So wie Fantasie es schrieb, alles kann so gedeutet werden, dass ja der eigene Glaube bestätigt wird.
Dann kann man die Welt als Jammertal betrachten und man kann es kaum abwarten in die "Heimat im Himmel" zu kommen.
Man kann das Leben als immerwährend Prüfung betrachten.
Als Vorbereitung auf das Jenseits.
Als Möglichkeit immer und immer wieder Nächstenliebe zu üben.
Und dergleichen mehr.

Mich würde mal interessieren, wie so der einfach Glaubende von der Straße das Leben und seine Unwägbarkeiten wahrnimmt und vielleicht auch warum.

E.


Schönen guten Morgen,

mir fällt spontan eine Unterhaltung ein..

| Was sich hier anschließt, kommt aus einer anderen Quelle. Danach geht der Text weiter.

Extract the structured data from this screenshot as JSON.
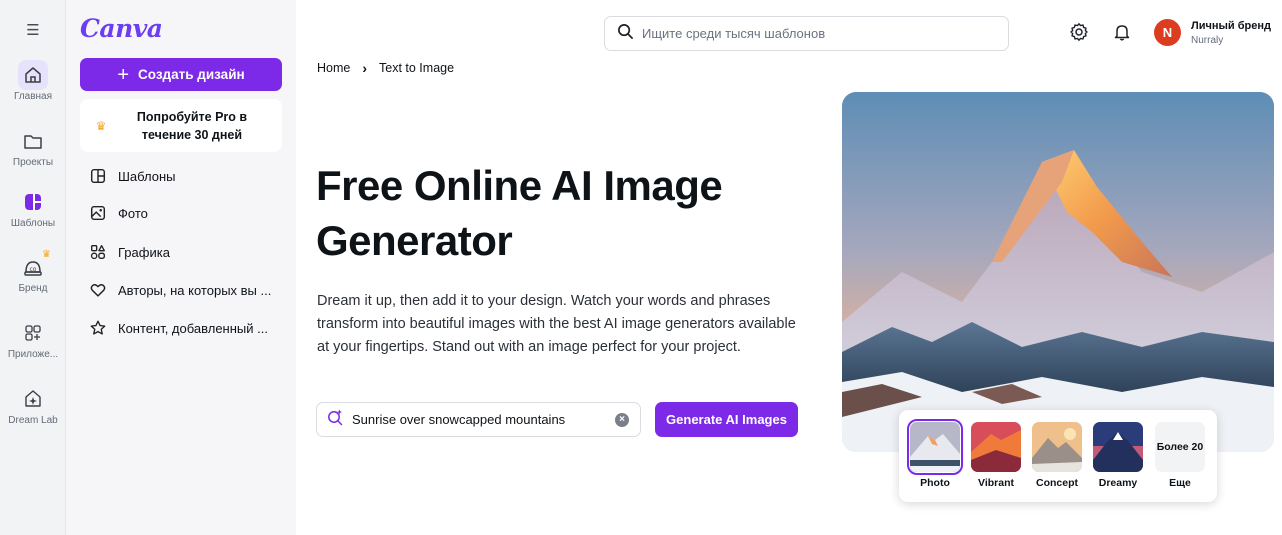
{
  "colors": {
    "brand": "#7d2ae8",
    "avatar": "#dc3c1f",
    "logo": "#6c3df1"
  },
  "rail": {
    "items": [
      {
        "label": "Главная",
        "icon": "home-icon"
      },
      {
        "label": "Проекты",
        "icon": "folder-icon"
      },
      {
        "label": "Шаблоны",
        "icon": "templates-icon"
      },
      {
        "label": "Бренд",
        "icon": "brand-icon"
      },
      {
        "label": "Приложе...",
        "icon": "apps-icon"
      },
      {
        "label": "Dream Lab",
        "icon": "dream-lab-icon"
      }
    ]
  },
  "panel": {
    "logo": "Canva",
    "create_label": "Создать дизайн",
    "pro_label": "Попробуйте Pro в течение 30 дней",
    "nav": [
      {
        "label": "Шаблоны",
        "icon": "template-icon"
      },
      {
        "label": "Фото",
        "icon": "photo-icon"
      },
      {
        "label": "Графика",
        "icon": "graphics-icon"
      },
      {
        "label": "Авторы, на которых вы ...",
        "icon": "heart-icon"
      },
      {
        "label": "Контент, добавленный ...",
        "icon": "star-icon"
      }
    ]
  },
  "header": {
    "search_placeholder": "Ищите среди тысяч шаблонов",
    "avatar_initial": "N",
    "brand_name": "Личный бренд",
    "brand_sub": "Nurraly"
  },
  "breadcrumb": {
    "home": "Home",
    "current": "Text to Image"
  },
  "hero": {
    "title": "Free Online AI Image Generator",
    "description": "Dream it up, then add it to your design. Watch your words and phrases transform into beautiful images with the best AI image generators available at your fingertips. Stand out with an image perfect for your project.",
    "prompt_value": "Sunrise over snowcapped mountains",
    "generate_label": "Generate AI Images"
  },
  "styles": {
    "options": [
      {
        "label": "Photo",
        "selected": true
      },
      {
        "label": "Vibrant",
        "selected": false
      },
      {
        "label": "Concept",
        "selected": false
      },
      {
        "label": "Dreamy",
        "selected": false
      }
    ],
    "more_thumb": "Более 20",
    "more_label": "Еще"
  }
}
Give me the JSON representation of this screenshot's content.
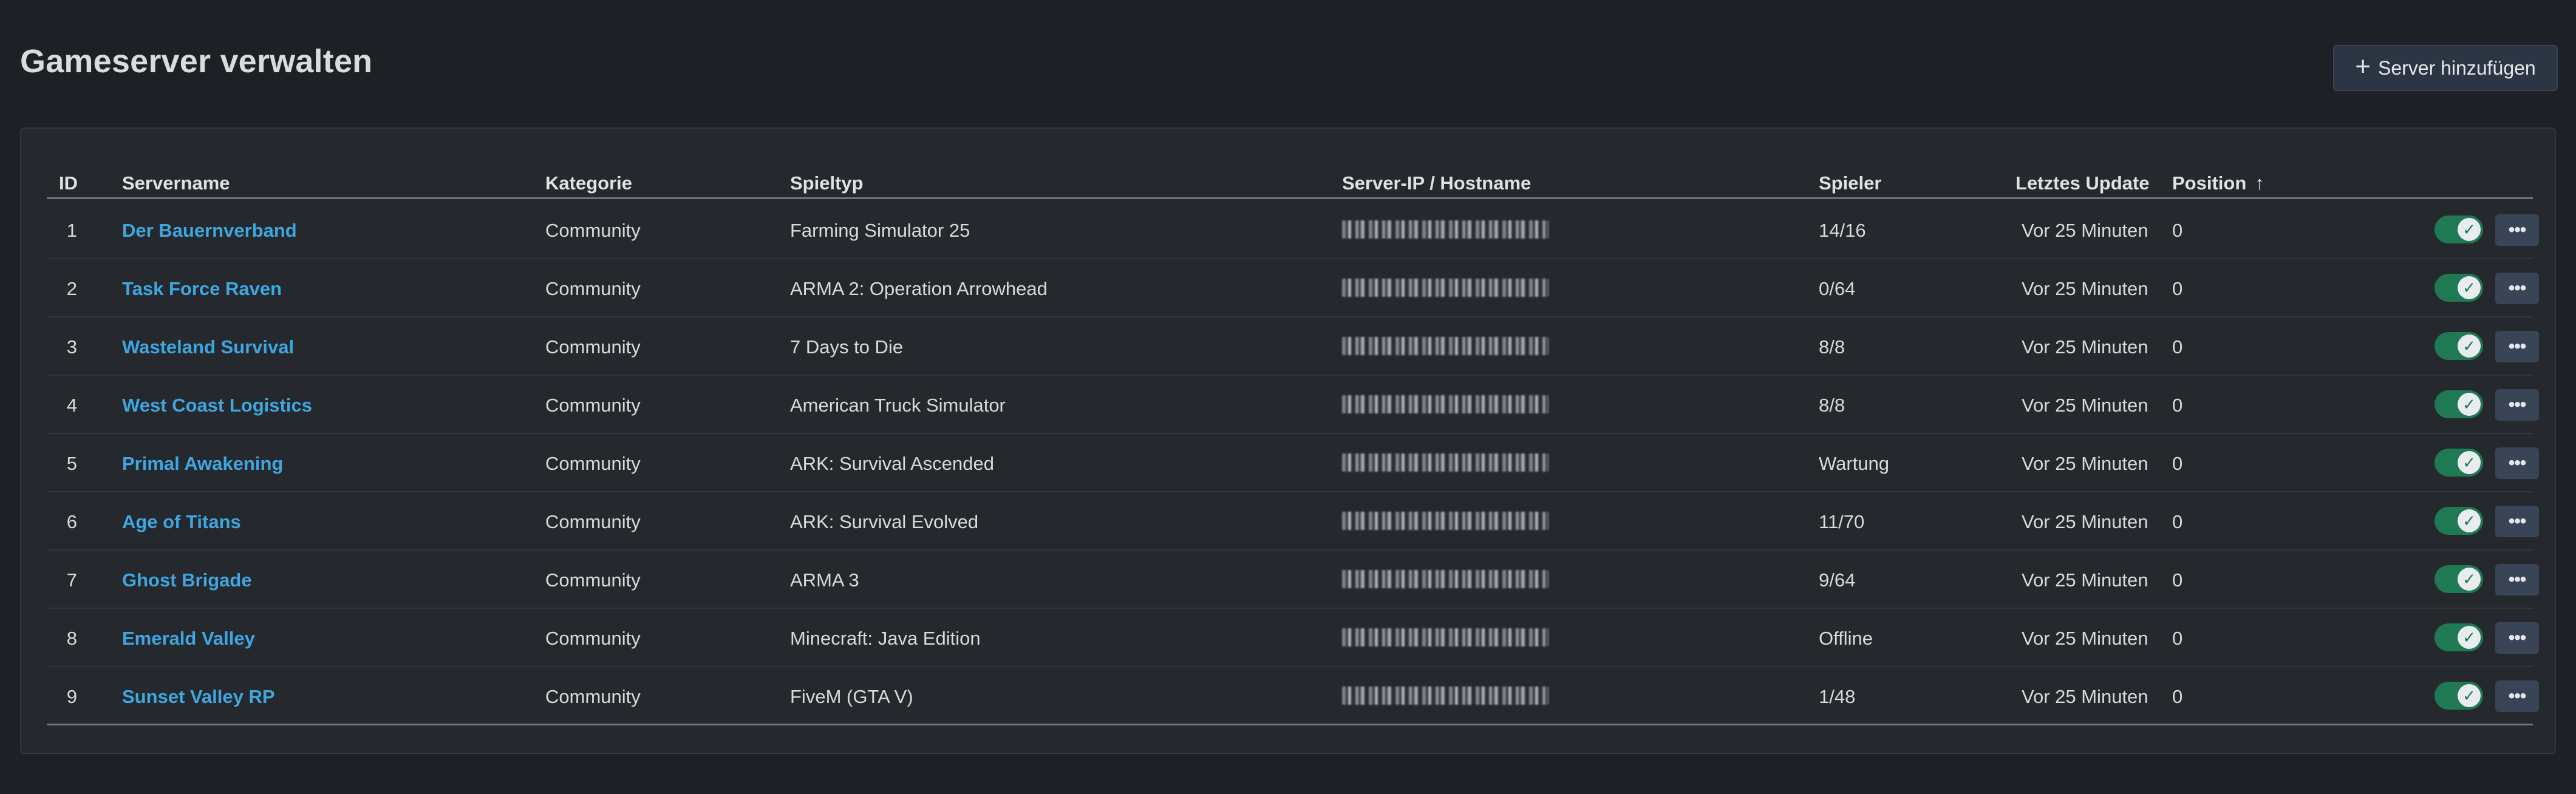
{
  "header": {
    "title": "Gameserver verwalten",
    "add_button_label": "Server hinzufügen",
    "add_icon": "+"
  },
  "table": {
    "columns": {
      "id": "ID",
      "name": "Servername",
      "category": "Kategorie",
      "game": "Spieltyp",
      "ip": "Server-IP / Hostname",
      "players": "Spieler",
      "updated": "Letztes Update",
      "position": "Position",
      "sort_icon": "↑"
    },
    "rows": [
      {
        "id": "1",
        "name": "Der Bauernverband",
        "category": "Community",
        "game": "Farming Simulator 25",
        "players": "14/16",
        "updated": "Vor 25 Minuten",
        "position": "0",
        "enabled": true
      },
      {
        "id": "2",
        "name": "Task Force Raven",
        "category": "Community",
        "game": "ARMA 2: Operation Arrowhead",
        "players": "0/64",
        "updated": "Vor 25 Minuten",
        "position": "0",
        "enabled": true
      },
      {
        "id": "3",
        "name": "Wasteland Survival",
        "category": "Community",
        "game": "7 Days to Die",
        "players": "8/8",
        "updated": "Vor 25 Minuten",
        "position": "0",
        "enabled": true
      },
      {
        "id": "4",
        "name": "West Coast Logistics",
        "category": "Community",
        "game": "American Truck Simulator",
        "players": "8/8",
        "updated": "Vor 25 Minuten",
        "position": "0",
        "enabled": true
      },
      {
        "id": "5",
        "name": "Primal Awakening",
        "category": "Community",
        "game": "ARK: Survival Ascended",
        "players": "Wartung",
        "updated": "Vor 25 Minuten",
        "position": "0",
        "enabled": true
      },
      {
        "id": "6",
        "name": "Age of Titans",
        "category": "Community",
        "game": "ARK: Survival Evolved",
        "players": "11/70",
        "updated": "Vor 25 Minuten",
        "position": "0",
        "enabled": true
      },
      {
        "id": "7",
        "name": "Ghost Brigade",
        "category": "Community",
        "game": "ARMA 3",
        "players": "9/64",
        "updated": "Vor 25 Minuten",
        "position": "0",
        "enabled": true
      },
      {
        "id": "8",
        "name": "Emerald Valley",
        "category": "Community",
        "game": "Minecraft: Java Edition",
        "players": "Offline",
        "updated": "Vor 25 Minuten",
        "position": "0",
        "enabled": true
      },
      {
        "id": "9",
        "name": "Sunset Valley RP",
        "category": "Community",
        "game": "FiveM (GTA V)",
        "players": "1/48",
        "updated": "Vor 25 Minuten",
        "position": "0",
        "enabled": true
      }
    ],
    "toggle_icon": "✓",
    "more_icon": "•••"
  },
  "colors": {
    "background": "#1d2024",
    "card": "#25282d",
    "link": "#3ea6e0",
    "toggle_on": "#1f7a53",
    "button": "#2c3543"
  }
}
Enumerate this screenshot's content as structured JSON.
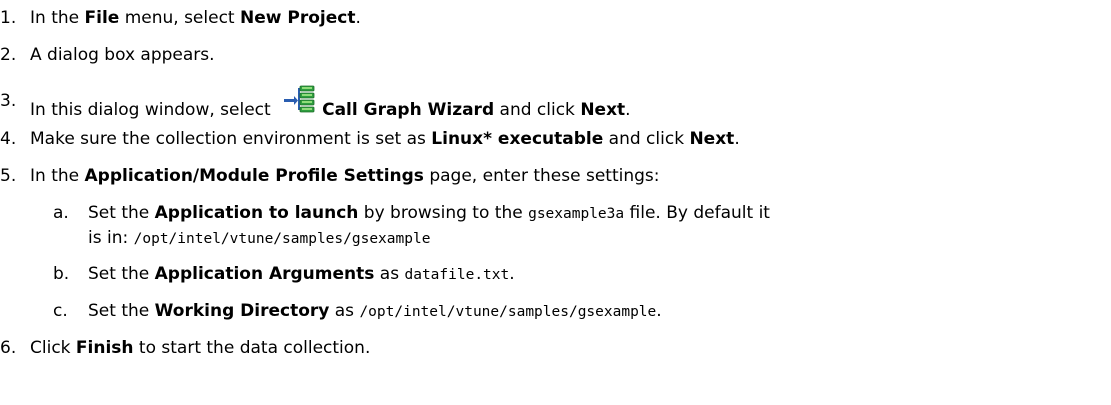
{
  "steps": [
    {
      "num": "1.",
      "parts": {
        "t1": "In the ",
        "b1": "File",
        "t2": " menu, select ",
        "b2": "New Project",
        "t3": "."
      }
    },
    {
      "num": "2.",
      "parts": {
        "t1": "A dialog box appears."
      }
    },
    {
      "num": "3.",
      "icon": "call-graph-wizard-icon",
      "parts": {
        "t1": "In this dialog window, select ",
        "b1": "Call Graph Wizard",
        "t2": " and click ",
        "b2": "Next",
        "t3": "."
      }
    },
    {
      "num": "4.",
      "parts": {
        "t1": "Make sure the collection environment is set as ",
        "b1": "Linux* executable",
        "t2": " and click ",
        "b2": "Next",
        "t3": "."
      }
    },
    {
      "num": "5.",
      "parts": {
        "t1": "In the ",
        "b1": "Application/Module Profile Settings",
        "t2": " page, enter these settings:"
      },
      "substeps": [
        {
          "num": "a.",
          "line1": {
            "t1": "Set the ",
            "b1": "Application to launch",
            "t2": " by browsing to the ",
            "m1": "gsexample3a",
            "t3": " file. By default it"
          },
          "line2": {
            "t1": "is in: ",
            "m1": "/opt/intel/vtune/samples/gsexample"
          }
        },
        {
          "num": "b.",
          "parts": {
            "t1": "Set the ",
            "b1": "Application Arguments",
            "t2": " as ",
            "m1": "datafile.txt",
            "t3": "."
          }
        },
        {
          "num": "c.",
          "parts": {
            "t1": "Set the ",
            "b1": "Working Directory",
            "t2": " as ",
            "m1": "/opt/intel/vtune/samples/gsexample",
            "t3": "."
          }
        }
      ]
    },
    {
      "num": "6.",
      "parts": {
        "t1": "Click ",
        "b1": "Finish",
        "t2": " to start the data collection."
      }
    }
  ],
  "colors": {
    "icon_green": "#2e9e3e",
    "icon_light_green": "#8fdc7a",
    "icon_blue": "#2a5db0"
  }
}
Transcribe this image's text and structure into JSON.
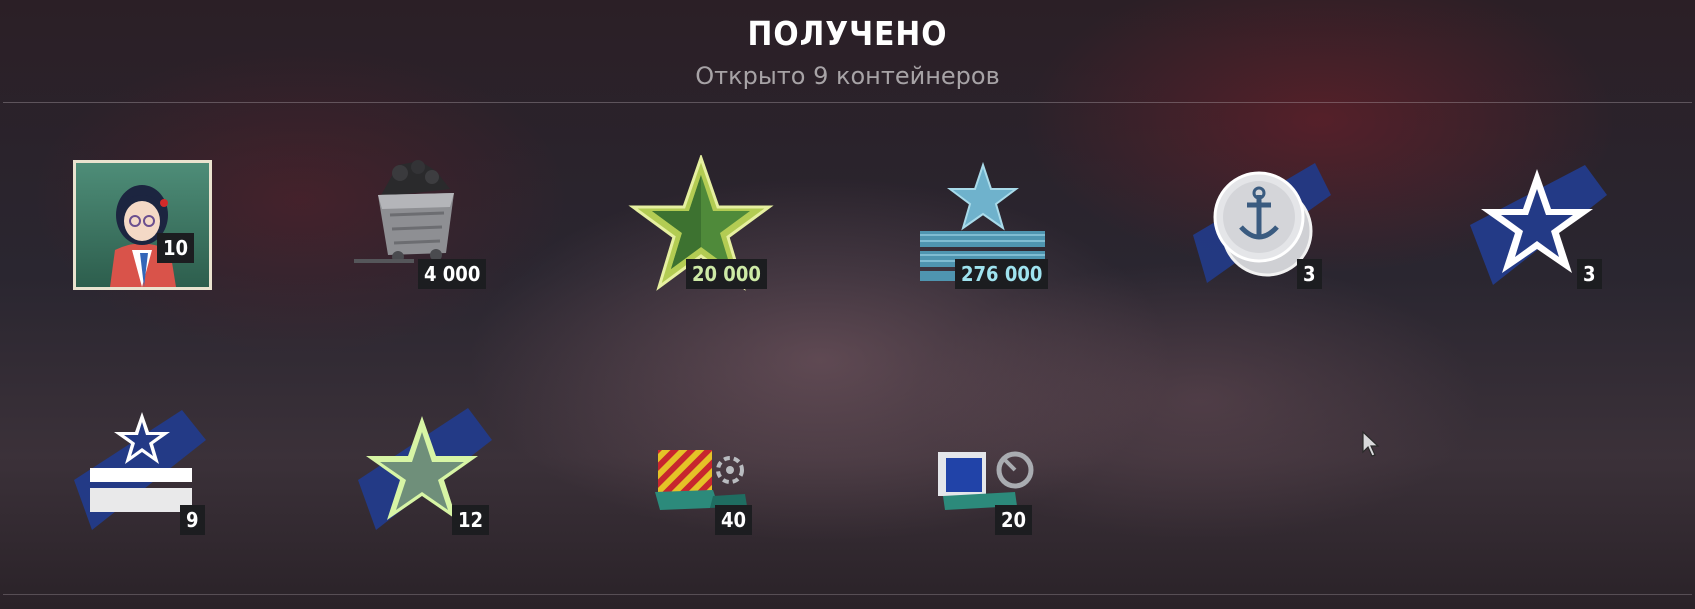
{
  "header": {
    "title": "ПОЛУЧЕНО",
    "subtitle": "Открыто 9 контейнеров"
  },
  "rewards": [
    {
      "icon": "commander-portrait-icon",
      "quantity": "10"
    },
    {
      "icon": "coal-cart-icon",
      "quantity": "4 000"
    },
    {
      "icon": "free-xp-star-icon",
      "quantity": "20 000"
    },
    {
      "icon": "elite-commander-xp-icon",
      "quantity": "276 000"
    },
    {
      "icon": "anchor-coins-icon",
      "quantity": "3"
    },
    {
      "icon": "white-star-camo-icon",
      "quantity": "3"
    },
    {
      "icon": "commander-xp-boost-icon",
      "quantity": "9"
    },
    {
      "icon": "green-star-boost-icon",
      "quantity": "12"
    },
    {
      "icon": "signal-flag-icon",
      "quantity": "40"
    },
    {
      "icon": "camouflage-consumable-icon",
      "quantity": "20"
    }
  ],
  "colors": {
    "camo_blue": "#233a86",
    "free_xp_green": "#a8c64a",
    "elite_xp_cyan": "#7ec4d8"
  }
}
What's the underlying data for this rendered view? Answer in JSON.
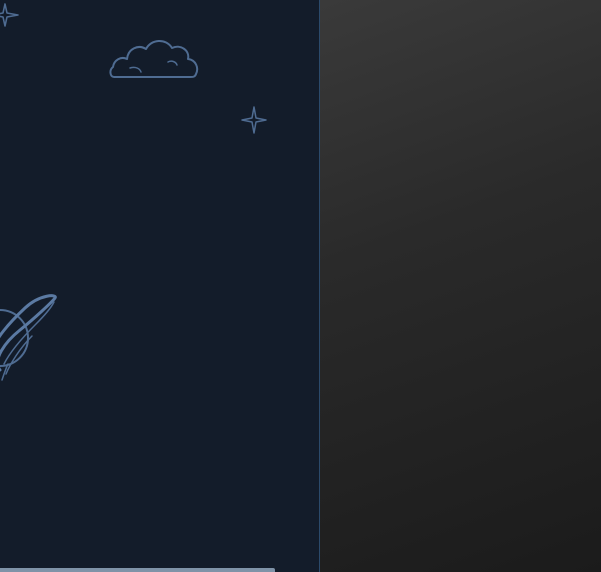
{
  "left_panel": {
    "background_color": "#131c2a",
    "doodle_color": "#4f6c92",
    "doodles": [
      "sparkle-icon",
      "cloud-icon",
      "sparkle-icon",
      "ringed-planet-icon"
    ],
    "bottom_bar_color": "#7f93a8"
  },
  "right_panel": {
    "gradient_start": "#3a3a3a",
    "gradient_end": "#1b1b1b"
  }
}
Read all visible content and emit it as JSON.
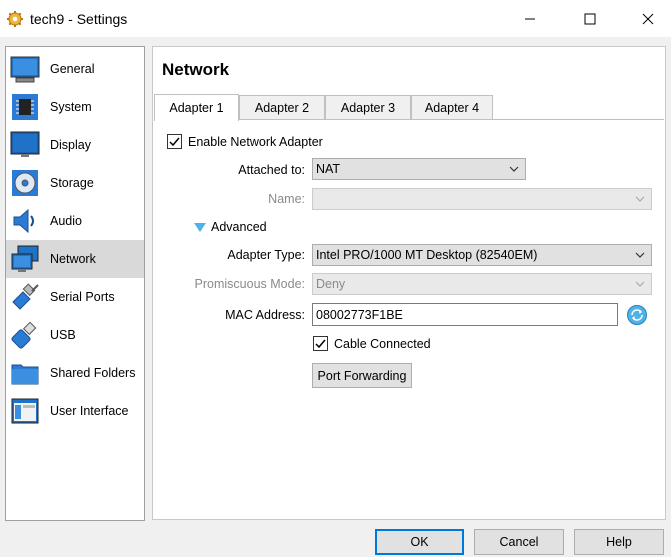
{
  "window": {
    "title": "tech9 - Settings"
  },
  "sidebar": {
    "items": [
      {
        "label": "General",
        "icon": "general-icon"
      },
      {
        "label": "System",
        "icon": "chip-icon"
      },
      {
        "label": "Display",
        "icon": "monitor-icon"
      },
      {
        "label": "Storage",
        "icon": "disk-icon"
      },
      {
        "label": "Audio",
        "icon": "speaker-icon"
      },
      {
        "label": "Network",
        "icon": "network-icon"
      },
      {
        "label": "Serial Ports",
        "icon": "serial-port-icon"
      },
      {
        "label": "USB",
        "icon": "usb-icon"
      },
      {
        "label": "Shared Folders",
        "icon": "folder-icon"
      },
      {
        "label": "User Interface",
        "icon": "ui-icon"
      }
    ],
    "selected": "Network"
  },
  "page": {
    "title": "Network",
    "tabs": [
      "Adapter 1",
      "Adapter 2",
      "Adapter 3",
      "Adapter 4"
    ],
    "active_tab": "Adapter 1"
  },
  "adapter": {
    "enable_label": "Enable Network Adapter",
    "enabled": true,
    "attached_label": "Attached to:",
    "attached_value": "NAT",
    "name_label": "Name:",
    "name_value": "",
    "advanced_label": "Advanced",
    "adapter_type_label": "Adapter Type:",
    "adapter_type_value": "Intel PRO/1000 MT Desktop (82540EM)",
    "promiscuous_label": "Promiscuous Mode:",
    "promiscuous_value": "Deny",
    "mac_label": "MAC Address:",
    "mac_value": "08002773F1BE",
    "cable_label": "Cable Connected",
    "cable_connected": true,
    "port_forwarding_label": "Port Forwarding"
  },
  "buttons": {
    "ok": "OK",
    "cancel": "Cancel",
    "help": "Help"
  },
  "colors": {
    "accent": "#0078d7",
    "selection": "#d9d9d9",
    "monitor_blue": "#1e72c8"
  }
}
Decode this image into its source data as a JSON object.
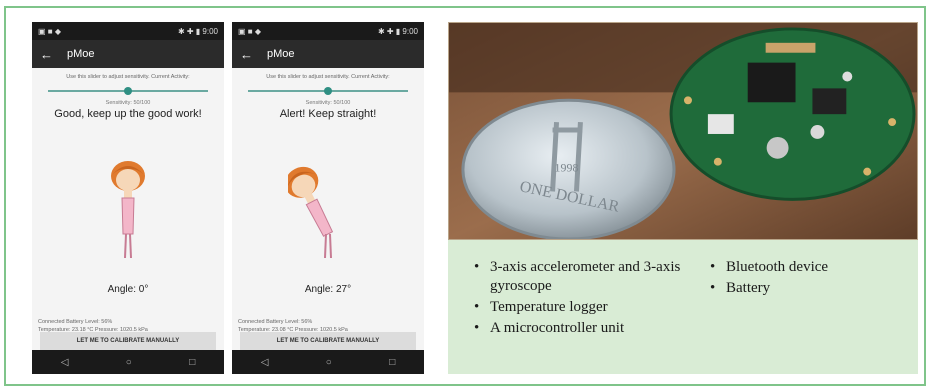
{
  "phones": [
    {
      "status_left": "▣ ■ ◆",
      "status_right": "✱ ✚ ▮ 9:00",
      "app_title": "pMoe",
      "hint": "Use this slider to adjust sensitivity.  Current Activity:",
      "sensitivity": "Sensitivity: 50/100",
      "message": "Good, keep up the good work!",
      "angle_label": "Angle: 0°",
      "info_line1": "Connected        Battery Level: 56%",
      "info_line2": "Temperature: 23.18 °C Pressure: 1020.5 kPa",
      "calibrate_label": "LET ME TO CALIBRATE MANUALLY",
      "slider_fraction": 0.5,
      "posture": "upright"
    },
    {
      "status_left": "▣ ■ ◆",
      "status_right": "✱ ✚ ▮ 9:00",
      "app_title": "pMoe",
      "hint": "Use this slider to adjust sensitivity.  Current Activity:",
      "sensitivity": "Sensitivity: 50/100",
      "message": "Alert! Keep straight!",
      "angle_label": "Angle: 27°",
      "info_line1": "Connected        Battery Level: 56%",
      "info_line2": "Temperature: 23.08 °C Pressure: 1020.5 kPa",
      "calibrate_label": "LET ME TO CALIBRATE MANUALLY",
      "slider_fraction": 0.5,
      "posture": "bent"
    }
  ],
  "nav_icons": [
    "back-triangle-icon",
    "home-circle-icon",
    "recents-square-icon"
  ],
  "photo": {
    "coin_text_top": "1998",
    "coin_text_bottom": "ONE DOLLAR"
  },
  "bullets_left": [
    "3-axis accelerometer and 3-axis gyroscope",
    "Temperature logger",
    "A microcontroller unit"
  ],
  "bullets_right": [
    "Bluetooth device",
    "Battery"
  ],
  "colors": {
    "frame_border": "#7fc48a",
    "bullet_panel": "#d9ecd5",
    "slider_accent": "#2f8f83",
    "pcb_green": "#1f6b3a"
  }
}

in der Schule haben wir uns über unsere verschiedenen Konfessionen unterhalten. Als ich "dran" war, mich zu outen, (nö, darüber muss jetzt nicht diskutiert werden, das war schon ok Augenzwinkern ), sagte die Dozentin "OOh..neuapostolisch! Ich war auf einer neuap. Beerdigung und mir ist aufgefallen, dass es nur darum geht, wie schlimm es in der Welt ist, und wie froh man sein kann, wenn man nicht mehr hier ist. Als wenn es keine Freude im Leben gibt!"
Ich konnte sie damit beruhigen, dass wir Nakis uns durchaus auch freuen können und gerne leben. Aber die Frage kann man sich schon stellen, wie man dazu steht. Es lohnt sich, mal darüber nachzudenken.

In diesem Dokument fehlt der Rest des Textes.